Existen varias formas de evaluar las propuestas de la reforma político-electoral que, un año sí y el otro también, se discuten dentro y fuera del Congreso mexicano. Una es la perspectiva histórica: qué reglas hemos adoptado en el pasado, a qué contexto respondían, qué resultados han producido y qué reformas pueden adoptarse. Desde esta perspectiva, la experiencia de cada nación es única, irrepetible y por tanto poco comparable con las de otros países: “debemos buscar soluciones originales para nuestro contexto”.
Otra es la perspectiva comparada: qué reglas se han adoptado en países similares al nuestro, qué resultados han producido y qué tipo de reformas podríamos adoptar a partir de la experiencia propia y en comparación con la de otros casos: “antes de reinventar la rueda, echemos una mirada al resto del mundo, veamos qué ha funcionado y por qué”.
Otra es la perspectiva analítica: qué incentivos produce cada arreglo institucional, cuáles son las consecuencias esperadas de dichas reglas, y cuáles son los incentivos de cada actor político para impulsar o bloquear una reforma u otra: “quién gana y quién pierde con el statu quo, quién ganaría o perdería con cada reforma propuesta”. En la medida que los resultados y las consecuencias de cada reforma no siempre son observables o no siempre se pueden anticipar, la evaluación de propuestas de reforma requiere de una combinación de los tres enfoques.

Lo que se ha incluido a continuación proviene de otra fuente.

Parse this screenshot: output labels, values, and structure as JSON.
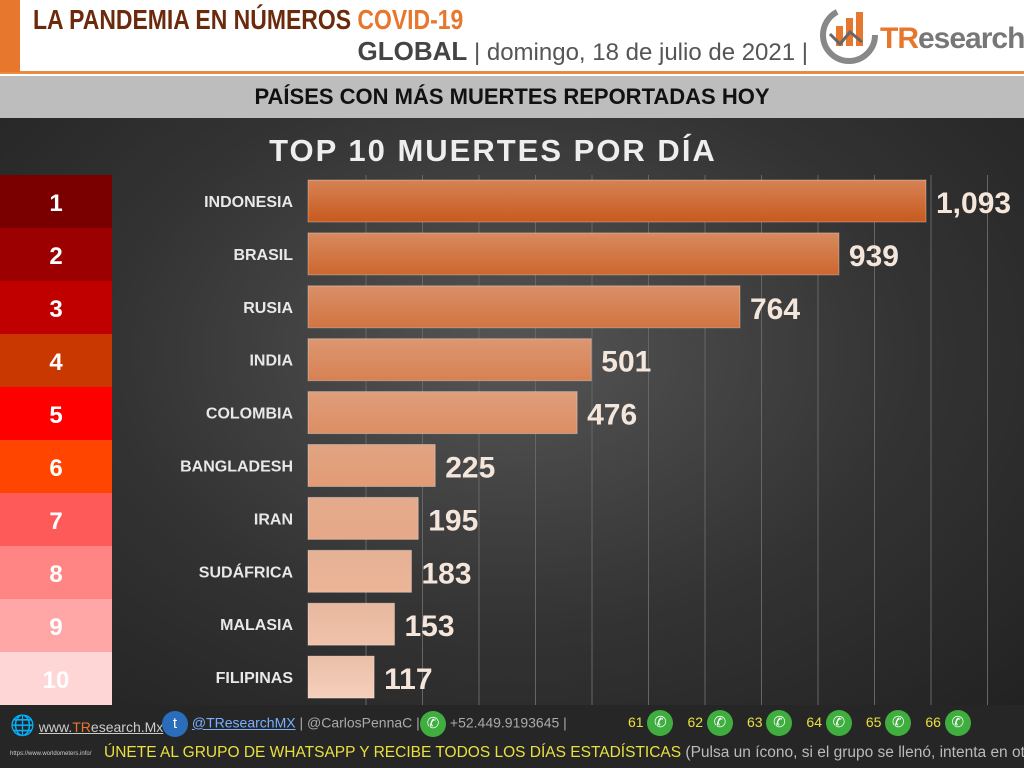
{
  "header": {
    "title_main": "LA PANDEMIA EN NÚMEROS",
    "title_accent": "COVID-19",
    "scope": "GLOBAL",
    "date": "| domingo, 18 de julio de 2021 |",
    "logo_prefix": "TR",
    "logo_suffix": "esearch"
  },
  "subtitle": "PAÍSES CON MÁS MUERTES REPORTADAS HOY",
  "chart_data": {
    "type": "bar",
    "orientation": "horizontal",
    "title": "TOP 10 MUERTES POR DÍA",
    "ranks": [
      "1",
      "2",
      "3",
      "4",
      "5",
      "6",
      "7",
      "8",
      "9",
      "10"
    ],
    "rank_colors": [
      "#7a0000",
      "#9c0000",
      "#c00000",
      "#c83800",
      "#ff0000",
      "#ff4500",
      "#ff5a5a",
      "#ff8585",
      "#ffa6a6",
      "#ffd6d6"
    ],
    "categories": [
      "INDONESIA",
      "BRASIL",
      "RUSIA",
      "INDIA",
      "COLOMBIA",
      "BANGLADESH",
      "IRAN",
      "SUDÁFRICA",
      "MALASIA",
      "FILIPINAS"
    ],
    "values": [
      1093,
      939,
      764,
      501,
      476,
      225,
      195,
      183,
      153,
      117
    ],
    "value_labels": [
      "1,093",
      "939",
      "764",
      "501",
      "476",
      "225",
      "195",
      "183",
      "153",
      "117"
    ],
    "grid": true,
    "bar_color_dark": "#c85a1e",
    "bar_color_light": "#f6cfbb"
  },
  "footer": {
    "web_prefix": "www.",
    "web_brand": "TR",
    "web_suffix": "esearch.Mx",
    "twitter": "@TResearchMX",
    "author": "| @CarlosPennaC |",
    "phone": "+52.449.9193645 |",
    "groups": [
      "61",
      "62",
      "63",
      "64",
      "65",
      "66"
    ],
    "source": "https://www.worldometers.info/",
    "cta": "ÚNETE AL GRUPO DE WHATSAPP Y RECIBE TODOS LOS DÍAS ESTADÍSTICAS",
    "cta_note": "(Pulsa un ícono, si el grupo se llenó, intenta en otro)"
  }
}
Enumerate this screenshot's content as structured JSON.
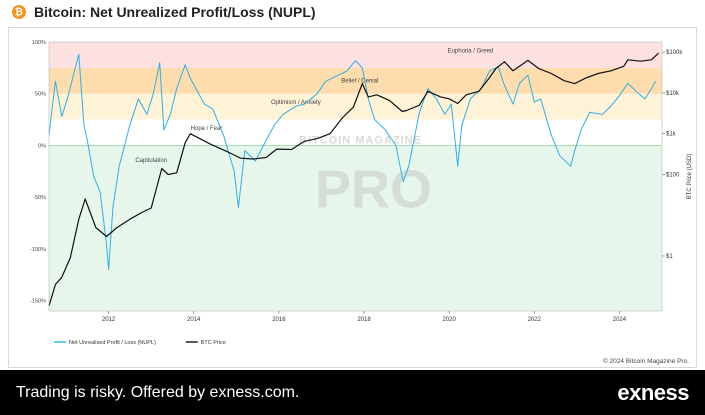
{
  "header": {
    "icon": "bitcoin-icon",
    "icon_glyph": "₿",
    "title": "Bitcoin: Net Unrealized Profit/Loss (NUPL)"
  },
  "watermark": {
    "line1": "BITCOIN MAGAZINE",
    "line2": "PRO"
  },
  "copyright": "© 2024 Bitcoin Magazine Pro.",
  "footer": {
    "disclaimer": "Trading is risky. Offered by exness.com.",
    "logo_text": "exness"
  },
  "chart_data": {
    "type": "line",
    "title": "",
    "xlabel": "",
    "ylabel_right": "BTC Price (USD)",
    "x_range": [
      2010.6,
      2025.0
    ],
    "x_ticks": [
      2012,
      2014,
      2016,
      2018,
      2020,
      2022,
      2024
    ],
    "y_left": {
      "range": [
        -1.6,
        1.0
      ],
      "ticks": [
        {
          "value": 1.0,
          "label": "100%"
        },
        {
          "value": 0.5,
          "label": "50%"
        },
        {
          "value": 0.0,
          "label": "0%"
        },
        {
          "value": -0.5,
          "label": "-50%"
        },
        {
          "value": -1.0,
          "label": "-100%"
        },
        {
          "value": -1.5,
          "label": "-150%"
        }
      ]
    },
    "y_right": {
      "scale": "log",
      "ticks": [
        {
          "value": 100000,
          "label": "$100k"
        },
        {
          "value": 10000,
          "label": "$10k"
        },
        {
          "value": 1000,
          "label": "$1k"
        },
        {
          "value": 100,
          "label": "$100"
        },
        {
          "value": 1,
          "label": "$1"
        }
      ]
    },
    "zones": [
      {
        "label": "Euphoria / Greed",
        "from": 0.75,
        "to": 1.0,
        "color": "#fde0e0"
      },
      {
        "label": "Belief / Denial",
        "from": 0.5,
        "to": 0.75,
        "color": "#fddcae"
      },
      {
        "label": "Optimism / Anxiety",
        "from": 0.25,
        "to": 0.5,
        "color": "#fef3d6"
      },
      {
        "label": "Hope / Fear",
        "from": 0.0,
        "to": 0.25,
        "color": "#ffffff"
      },
      {
        "label": "Capitulation",
        "from": -1.6,
        "to": 0.0,
        "color": "#e7f6ea"
      }
    ],
    "legend_position": "bottom-left",
    "grid": false,
    "series": [
      {
        "name": "Net Unrealised Profit / Loss (NUPL)",
        "axis": "left",
        "color": "#2fb0e8",
        "x": [
          2010.6,
          2010.75,
          2010.9,
          2011.05,
          2011.2,
          2011.3,
          2011.42,
          2011.5,
          2011.65,
          2011.8,
          2011.95,
          2012.0,
          2012.1,
          2012.25,
          2012.5,
          2012.7,
          2012.9,
          2013.05,
          2013.2,
          2013.3,
          2013.45,
          2013.6,
          2013.8,
          2013.92,
          2014.05,
          2014.25,
          2014.45,
          2014.7,
          2014.95,
          2015.05,
          2015.2,
          2015.45,
          2015.7,
          2015.9,
          2016.1,
          2016.4,
          2016.6,
          2016.9,
          2017.1,
          2017.4,
          2017.6,
          2017.8,
          2017.96,
          2018.1,
          2018.25,
          2018.5,
          2018.75,
          2018.92,
          2019.05,
          2019.3,
          2019.5,
          2019.7,
          2019.9,
          2020.05,
          2020.2,
          2020.3,
          2020.5,
          2020.75,
          2020.95,
          2021.15,
          2021.3,
          2021.5,
          2021.65,
          2021.85,
          2022.0,
          2022.15,
          2022.4,
          2022.6,
          2022.85,
          2022.95,
          2023.1,
          2023.3,
          2023.6,
          2023.8,
          2024.0,
          2024.2,
          2024.4,
          2024.6,
          2024.75,
          2024.85
        ],
        "values": [
          0.1,
          0.62,
          0.28,
          0.48,
          0.72,
          0.88,
          0.2,
          0.05,
          -0.3,
          -0.45,
          -0.95,
          -1.2,
          -0.6,
          -0.2,
          0.2,
          0.45,
          0.3,
          0.5,
          0.8,
          0.15,
          0.3,
          0.55,
          0.78,
          0.65,
          0.55,
          0.4,
          0.35,
          0.1,
          -0.25,
          -0.6,
          -0.05,
          -0.15,
          0.05,
          0.2,
          0.3,
          0.38,
          0.4,
          0.5,
          0.62,
          0.68,
          0.72,
          0.82,
          0.75,
          0.45,
          0.25,
          0.15,
          0.0,
          -0.35,
          -0.2,
          0.32,
          0.55,
          0.45,
          0.3,
          0.4,
          -0.2,
          0.2,
          0.45,
          0.55,
          0.72,
          0.76,
          0.58,
          0.4,
          0.6,
          0.68,
          0.42,
          0.45,
          0.1,
          -0.1,
          -0.2,
          -0.05,
          0.15,
          0.32,
          0.3,
          0.38,
          0.48,
          0.6,
          0.52,
          0.45,
          0.55,
          0.62
        ]
      },
      {
        "name": "BTC Price",
        "axis": "right",
        "color": "#111111",
        "x": [
          2010.6,
          2010.75,
          2010.9,
          2011.1,
          2011.3,
          2011.45,
          2011.7,
          2011.95,
          2012.2,
          2012.5,
          2012.8,
          2013.0,
          2013.25,
          2013.4,
          2013.6,
          2013.8,
          2013.92,
          2014.1,
          2014.4,
          2014.7,
          2014.95,
          2015.1,
          2015.4,
          2015.7,
          2015.95,
          2016.3,
          2016.6,
          2016.9,
          2017.2,
          2017.5,
          2017.75,
          2017.96,
          2018.1,
          2018.3,
          2018.6,
          2018.9,
          2019.0,
          2019.3,
          2019.5,
          2019.8,
          2020.0,
          2020.2,
          2020.4,
          2020.7,
          2020.95,
          2021.1,
          2021.3,
          2021.5,
          2021.85,
          2022.1,
          2022.4,
          2022.7,
          2022.95,
          2023.2,
          2023.5,
          2023.8,
          2024.1,
          2024.2,
          2024.5,
          2024.75,
          2024.92
        ],
        "values": [
          0.06,
          0.2,
          0.3,
          0.9,
          8,
          25,
          5,
          3,
          5,
          8,
          12,
          15,
          140,
          100,
          110,
          600,
          1000,
          800,
          550,
          400,
          300,
          250,
          240,
          260,
          420,
          410,
          650,
          760,
          1000,
          2500,
          4500,
          17000,
          8000,
          9000,
          6500,
          3500,
          3700,
          5000,
          11000,
          8000,
          7200,
          5500,
          9000,
          11000,
          24000,
          40000,
          58000,
          35000,
          63000,
          40000,
          30000,
          20000,
          17000,
          23000,
          30000,
          35000,
          45000,
          65000,
          60000,
          65000,
          95000
        ]
      }
    ]
  }
}
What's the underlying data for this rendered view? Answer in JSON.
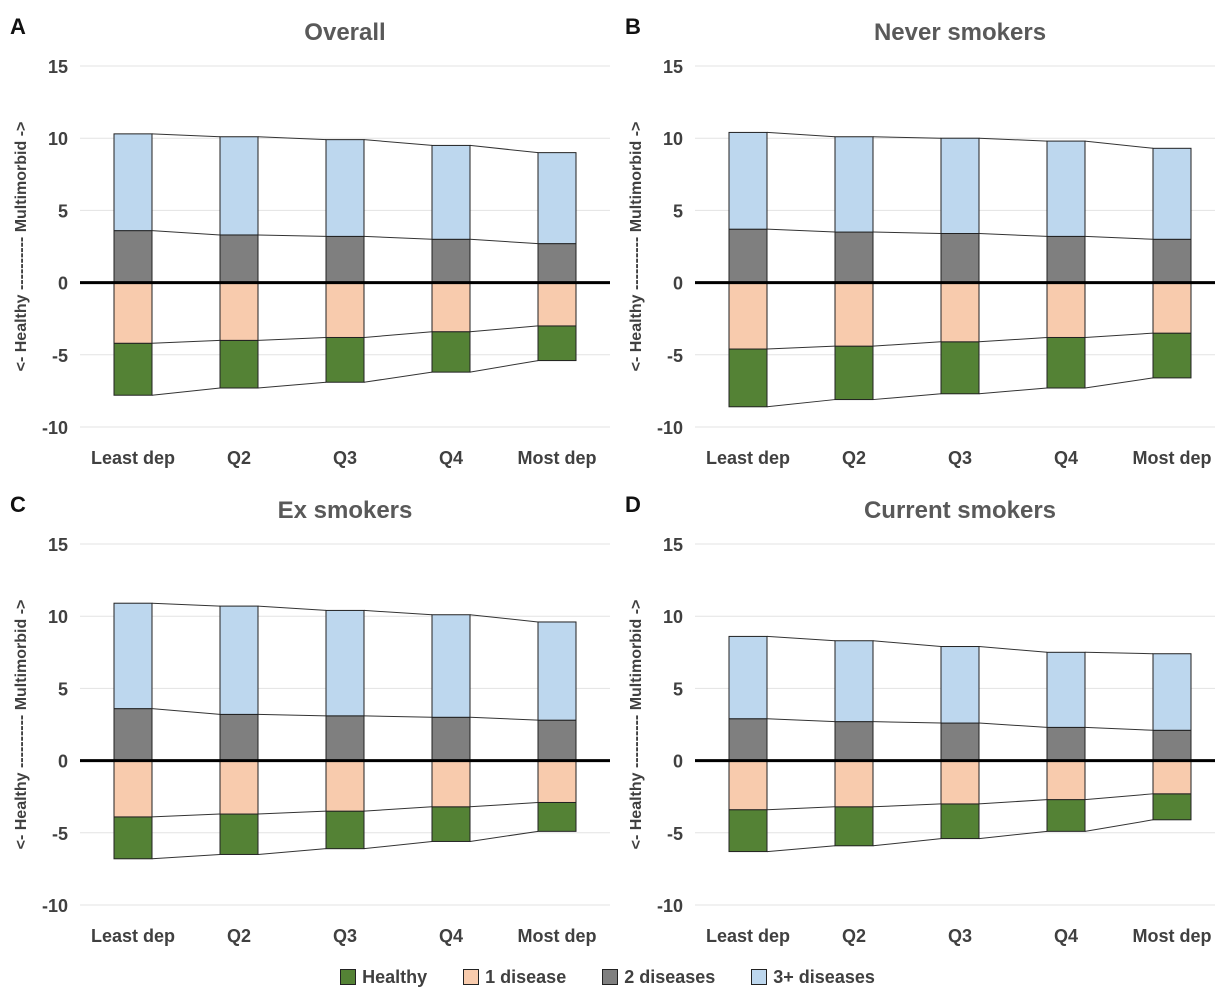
{
  "colors": {
    "healthy": "#548235",
    "one_disease": "#F8CBAD",
    "two_diseases": "#7F7F7F",
    "three_plus": "#BDD7EE"
  },
  "legend": {
    "healthy": "Healthy",
    "one_disease": "1 disease",
    "two_diseases": "2 diseases",
    "three_plus": "3+ diseases"
  },
  "chart_data": [
    {
      "panel": "A",
      "title": "Overall",
      "type": "bar",
      "ylabel": "<- Healthy ---------- Multimorbid ->",
      "ylim": [
        -10,
        15
      ],
      "yticks": [
        -10,
        -5,
        0,
        5,
        10,
        15
      ],
      "categories": [
        "Least dep",
        "Q2",
        "Q3",
        "Q4",
        "Most dep"
      ],
      "series": [
        {
          "name": "Healthy",
          "values": [
            -3.6,
            -3.3,
            -3.1,
            -2.8,
            -2.4
          ]
        },
        {
          "name": "1 disease",
          "values": [
            -4.2,
            -4.0,
            -3.8,
            -3.4,
            -3.0
          ]
        },
        {
          "name": "2 diseases",
          "values": [
            3.6,
            3.3,
            3.2,
            3.0,
            2.7
          ]
        },
        {
          "name": "3+ diseases",
          "values": [
            6.7,
            6.8,
            6.7,
            6.5,
            6.3
          ]
        }
      ]
    },
    {
      "panel": "B",
      "title": "Never smokers",
      "type": "bar",
      "ylabel": "<- Healthy ---------- Multimorbid ->",
      "ylim": [
        -10,
        15
      ],
      "yticks": [
        -10,
        -5,
        0,
        5,
        10,
        15
      ],
      "categories": [
        "Least dep",
        "Q2",
        "Q3",
        "Q4",
        "Most dep"
      ],
      "series": [
        {
          "name": "Healthy",
          "values": [
            -4.0,
            -3.7,
            -3.6,
            -3.5,
            -3.1
          ]
        },
        {
          "name": "1 disease",
          "values": [
            -4.6,
            -4.4,
            -4.1,
            -3.8,
            -3.5
          ]
        },
        {
          "name": "2 diseases",
          "values": [
            3.7,
            3.5,
            3.4,
            3.2,
            3.0
          ]
        },
        {
          "name": "3+ diseases",
          "values": [
            6.7,
            6.6,
            6.6,
            6.6,
            6.3
          ]
        }
      ]
    },
    {
      "panel": "C",
      "title": "Ex smokers",
      "type": "bar",
      "ylabel": "<- Healthy ---------- Multimorbid ->",
      "ylim": [
        -10,
        15
      ],
      "yticks": [
        -10,
        -5,
        0,
        5,
        10,
        15
      ],
      "categories": [
        "Least dep",
        "Q2",
        "Q3",
        "Q4",
        "Most dep"
      ],
      "series": [
        {
          "name": "Healthy",
          "values": [
            -2.9,
            -2.8,
            -2.6,
            -2.4,
            -2.0
          ]
        },
        {
          "name": "1 disease",
          "values": [
            -3.9,
            -3.7,
            -3.5,
            -3.2,
            -2.9
          ]
        },
        {
          "name": "2 diseases",
          "values": [
            3.6,
            3.2,
            3.1,
            3.0,
            2.8
          ]
        },
        {
          "name": "3+ diseases",
          "values": [
            7.3,
            7.5,
            7.3,
            7.1,
            6.8
          ]
        }
      ]
    },
    {
      "panel": "D",
      "title": "Current smokers",
      "type": "bar",
      "ylabel": "<- Healthy ---------- Multimorbid ->",
      "ylim": [
        -10,
        15
      ],
      "yticks": [
        -10,
        -5,
        0,
        5,
        10,
        15
      ],
      "categories": [
        "Least dep",
        "Q2",
        "Q3",
        "Q4",
        "Most dep"
      ],
      "series": [
        {
          "name": "Healthy",
          "values": [
            -2.9,
            -2.7,
            -2.4,
            -2.2,
            -1.8
          ]
        },
        {
          "name": "1 disease",
          "values": [
            -3.4,
            -3.2,
            -3.0,
            -2.7,
            -2.3
          ]
        },
        {
          "name": "2 diseases",
          "values": [
            2.9,
            2.7,
            2.6,
            2.3,
            2.1
          ]
        },
        {
          "name": "3+ diseases",
          "values": [
            5.7,
            5.6,
            5.3,
            5.2,
            5.3
          ]
        }
      ]
    }
  ]
}
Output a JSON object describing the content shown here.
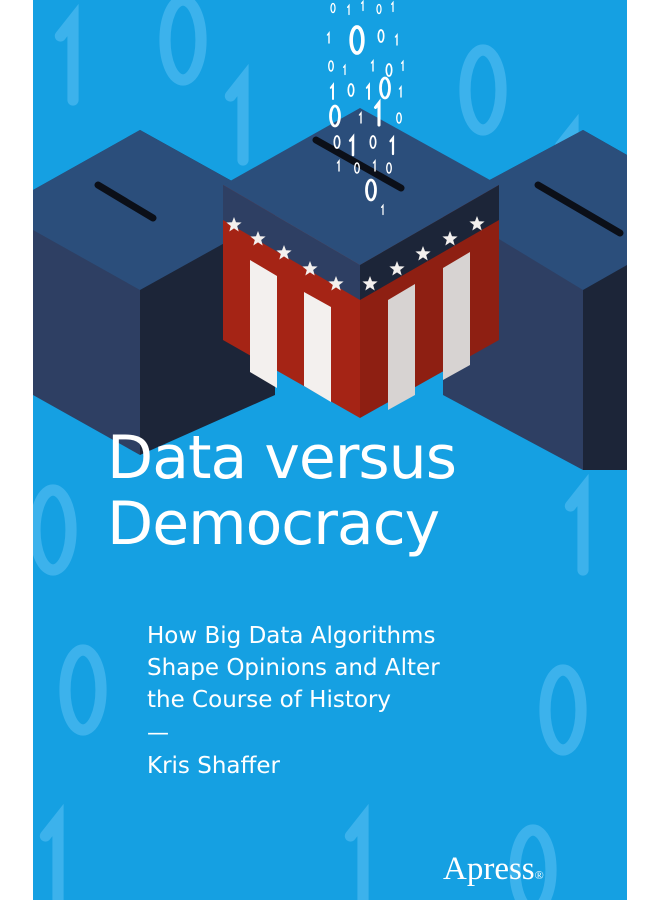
{
  "book": {
    "title_line1": "Data versus",
    "title_line2": "Democracy",
    "subtitle_line1": "How Big Data Algorithms",
    "subtitle_line2": "Shape Opinions and Alter",
    "subtitle_line3": "the Course of History",
    "dash": "—",
    "author": "Kris Shaffer",
    "publisher": "Apress",
    "publisher_mark": "®"
  },
  "colors": {
    "background": "#15a0e2",
    "box_top": "#2b4e7b",
    "box_side_light": "#2e3f63",
    "box_side_dark": "#1c2538",
    "stripe_red": "#a52415",
    "stripe_white": "#f3f0ee"
  },
  "icons": [
    "ballot-box-illustration",
    "binary-digits-stream"
  ]
}
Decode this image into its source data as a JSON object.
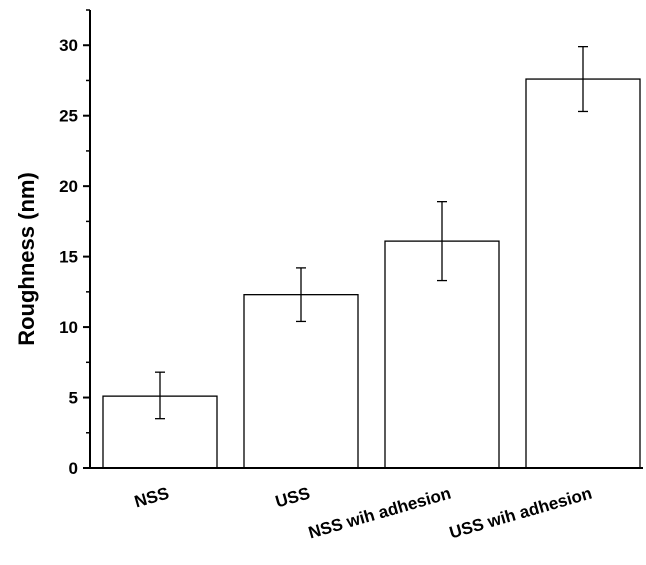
{
  "chart_data": {
    "type": "bar",
    "title": "",
    "xlabel": "",
    "ylabel": "Roughness (nm)",
    "categories": [
      "NSS",
      "USS",
      "NSS wih adhesion",
      "USS wih adhesion"
    ],
    "values": [
      5.1,
      12.3,
      16.1,
      27.6
    ],
    "error_low": [
      3.5,
      10.4,
      13.3,
      25.3
    ],
    "error_high": [
      6.8,
      14.2,
      18.9,
      29.9
    ],
    "ylim": [
      0,
      32.5
    ],
    "yticks": [
      0,
      5,
      10,
      15,
      20,
      25,
      30
    ],
    "yticks_minor": [
      2.5,
      7.5,
      12.5,
      17.5,
      22.5,
      27.5,
      32.5
    ],
    "grid": false,
    "legend": "none",
    "bar_fill": "#ffffff",
    "bar_stroke": "#000000"
  }
}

Un marco mínimo de referencia para evaluar reformas electorales sería éste: ¿la reforma propuesta produce elecciones más competitivas o no? ¿Hace más representativo o incluyente el sistema político o no? ¿Fortalece los contrapesos o la rendición de cuentas de los funcionarios públicos o no? ¿Concentra o diluye el poder político?
Por desgracia, muy pocos políticos evalúan las reformas de este modo. Quizá no tendrían por qué hacerlo, cuando su negocio es mantenerse en el poder o aumentarlo, no compartirlo. Por eso no debe sorprendernos que las reformas electorales de muchos países consistan en una serie accidentada de reformas parciales (parches que suenan bien, pero cambian poco las cosas), cortoplacistas (que ofrecen dividendos inmediatos a quien las propone) y reactivas (diseñadas a partir de la última elección).
A pesar de ello, algunas reformas socialmente deseables han logrado materializarse. La adopción de la representación proporcional en el Congreso, la creación del IFE, el Cofipe de 1996, el financiamiento público a partidos, etcétera, están entre las reformas electorales cuyas consecuencias pueden considerarse deseables en lo general. No puede decirse lo mismo, por desgracia, de las reformas de 2007-2008 tales como el nuevo modelo de acceso a medios, la prohibición de campañas negativas o los procesos especiales sancionadores. Tampoco puede decirse esto de la propuesta de crear un Instituto Nacional Electoral, por ejemplo.
¿Quién exige reformas electorales? ¿De dónde viene la demanda por reformas electorales? A la mayoría de los ciudadanos, presuntos beneficiarios de una democracia plena, no parece interesarles mucho tal o cual reforma electoral: no han habido marchas por la reelección o la segunda vuelta, por ejemplo, ni las habrá.
A los militantes y simpatizantes partidistas, que se cuentan entre los pocos ciudadanos interesados activamente en la política, y quienes podrían beneficiarse de una mayor democracia al interior de los partidos, no logran coordinarse para doblegar las reglas que favorecen y protegen a las cúpulas partidistas.
A los alcaldes y diputados tanto locales como federales, políticos en el poder que podrían beneficiarse directamente por la reelección, por ejemplo, tampoco logran coordinarse para que su futuro político dependa menos del capricho de sus líderes partidistas, y más de la evaluación de su desempeño por los votantes. Al final, la demanda por reformas electorales proviene en gran medida de los mismos actores que hoy mismo se benefician del statu quo. Y es una triple tragedia.